Hiç düşündünüz mü çöpe attığınız o yarım ekmeğin, yere döktüğünüz o bir damla suyun kıymetini?
Belki siz doymuşken sofradan kalkıyorsunuz ama dünyanın bir yerinde bir çocuk daha bugün de aç yattı. Belki siz musluğu açık unuttunuz ama bir annenin çocuğuna içirecek bir tas suyu yoktu.
Her gün milyonlarca ton yiyecek çöpe gidiyor. Sadece Türkiye'de yılda 18 milyon ton gıda israf ediliyor. Bu rakamların arkasında insan hikâyeleri gizli.

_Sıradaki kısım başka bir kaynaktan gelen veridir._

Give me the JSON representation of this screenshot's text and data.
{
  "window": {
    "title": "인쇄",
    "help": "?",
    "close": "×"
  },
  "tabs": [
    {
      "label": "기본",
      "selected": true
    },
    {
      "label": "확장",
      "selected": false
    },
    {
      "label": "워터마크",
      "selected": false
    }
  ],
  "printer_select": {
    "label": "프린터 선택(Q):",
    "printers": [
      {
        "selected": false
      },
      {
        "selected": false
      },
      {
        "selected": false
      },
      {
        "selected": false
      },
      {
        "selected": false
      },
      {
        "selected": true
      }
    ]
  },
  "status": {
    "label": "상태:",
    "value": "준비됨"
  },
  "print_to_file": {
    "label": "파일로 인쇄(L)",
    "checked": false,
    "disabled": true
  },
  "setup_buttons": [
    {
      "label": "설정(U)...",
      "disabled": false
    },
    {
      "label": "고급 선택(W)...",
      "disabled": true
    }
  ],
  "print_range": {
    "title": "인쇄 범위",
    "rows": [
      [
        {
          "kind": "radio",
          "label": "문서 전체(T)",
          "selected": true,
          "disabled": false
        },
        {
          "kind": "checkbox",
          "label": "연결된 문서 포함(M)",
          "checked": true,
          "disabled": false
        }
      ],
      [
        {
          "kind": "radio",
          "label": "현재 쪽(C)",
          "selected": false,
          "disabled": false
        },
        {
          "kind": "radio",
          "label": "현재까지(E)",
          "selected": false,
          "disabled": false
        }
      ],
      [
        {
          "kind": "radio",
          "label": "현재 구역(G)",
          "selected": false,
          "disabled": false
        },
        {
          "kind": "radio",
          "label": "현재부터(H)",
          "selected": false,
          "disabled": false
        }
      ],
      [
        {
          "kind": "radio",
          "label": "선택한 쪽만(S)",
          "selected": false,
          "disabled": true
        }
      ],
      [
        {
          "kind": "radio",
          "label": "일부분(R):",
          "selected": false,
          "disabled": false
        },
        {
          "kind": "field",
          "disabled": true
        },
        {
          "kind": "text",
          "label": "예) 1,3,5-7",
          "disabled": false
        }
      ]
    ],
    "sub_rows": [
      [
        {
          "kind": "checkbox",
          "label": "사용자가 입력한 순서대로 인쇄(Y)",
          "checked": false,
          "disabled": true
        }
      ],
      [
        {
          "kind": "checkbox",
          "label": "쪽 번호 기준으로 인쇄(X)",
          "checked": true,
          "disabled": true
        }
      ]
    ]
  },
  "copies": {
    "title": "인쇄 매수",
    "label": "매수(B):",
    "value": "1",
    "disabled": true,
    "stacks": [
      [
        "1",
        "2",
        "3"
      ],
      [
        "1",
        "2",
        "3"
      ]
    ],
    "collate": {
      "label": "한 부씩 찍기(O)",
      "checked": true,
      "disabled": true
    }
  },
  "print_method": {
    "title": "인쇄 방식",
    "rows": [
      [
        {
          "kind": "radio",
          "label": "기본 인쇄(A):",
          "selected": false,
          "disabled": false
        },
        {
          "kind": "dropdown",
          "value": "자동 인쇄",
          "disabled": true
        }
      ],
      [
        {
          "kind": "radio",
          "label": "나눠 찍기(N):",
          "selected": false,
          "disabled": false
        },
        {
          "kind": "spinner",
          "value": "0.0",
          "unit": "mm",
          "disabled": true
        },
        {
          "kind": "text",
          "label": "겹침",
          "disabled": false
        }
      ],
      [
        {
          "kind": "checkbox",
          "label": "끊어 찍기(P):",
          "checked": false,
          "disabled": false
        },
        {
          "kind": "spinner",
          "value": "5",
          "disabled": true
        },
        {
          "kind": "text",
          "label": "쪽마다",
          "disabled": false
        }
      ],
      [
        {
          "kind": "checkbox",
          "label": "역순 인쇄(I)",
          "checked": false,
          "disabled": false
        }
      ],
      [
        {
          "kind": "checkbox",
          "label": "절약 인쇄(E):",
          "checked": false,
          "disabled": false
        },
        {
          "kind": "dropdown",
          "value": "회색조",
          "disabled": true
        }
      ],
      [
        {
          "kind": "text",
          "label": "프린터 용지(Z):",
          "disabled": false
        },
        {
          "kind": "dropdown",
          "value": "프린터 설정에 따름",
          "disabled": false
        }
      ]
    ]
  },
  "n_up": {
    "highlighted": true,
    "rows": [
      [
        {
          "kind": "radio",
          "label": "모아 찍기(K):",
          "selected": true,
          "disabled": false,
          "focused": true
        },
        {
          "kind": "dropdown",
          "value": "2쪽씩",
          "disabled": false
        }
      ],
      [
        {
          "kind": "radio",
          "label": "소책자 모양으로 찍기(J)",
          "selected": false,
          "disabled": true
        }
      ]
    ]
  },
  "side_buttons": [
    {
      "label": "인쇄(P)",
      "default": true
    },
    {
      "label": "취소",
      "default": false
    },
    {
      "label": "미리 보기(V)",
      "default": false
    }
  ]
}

Açlıkla sınanan bebekler, susuzluktan çatlamış topraklarda yaşam savaşı veren insanlar, hayatta kalmaya çalışan hayvanlar… Hepsi o çöpe giden ekmekle, o boşa akan suyla hayat bulabilirdi.
Bizim için sıradan görünen bir lokma, bir başkası için yaşamın ta kendisi olabilir. Zira nimetin kıymetini bilmek sadece bir erdem değil, aynı zamanda bir vefa borcudur.
Bir gün bizim de muhtaç olmayacağımızın garantisi yok. Dünya dönüyor, kader değişiyor. Bugün çöpe attığınız şey, yarın arayıp da bulamayacağınız şey olabilir.
Bu yüzden…
- Ekmeğinizi çöpe atmayın, bayatladıysa kurutun, kuşlara verin, ihtiyaç sahipleriyle paylaşın.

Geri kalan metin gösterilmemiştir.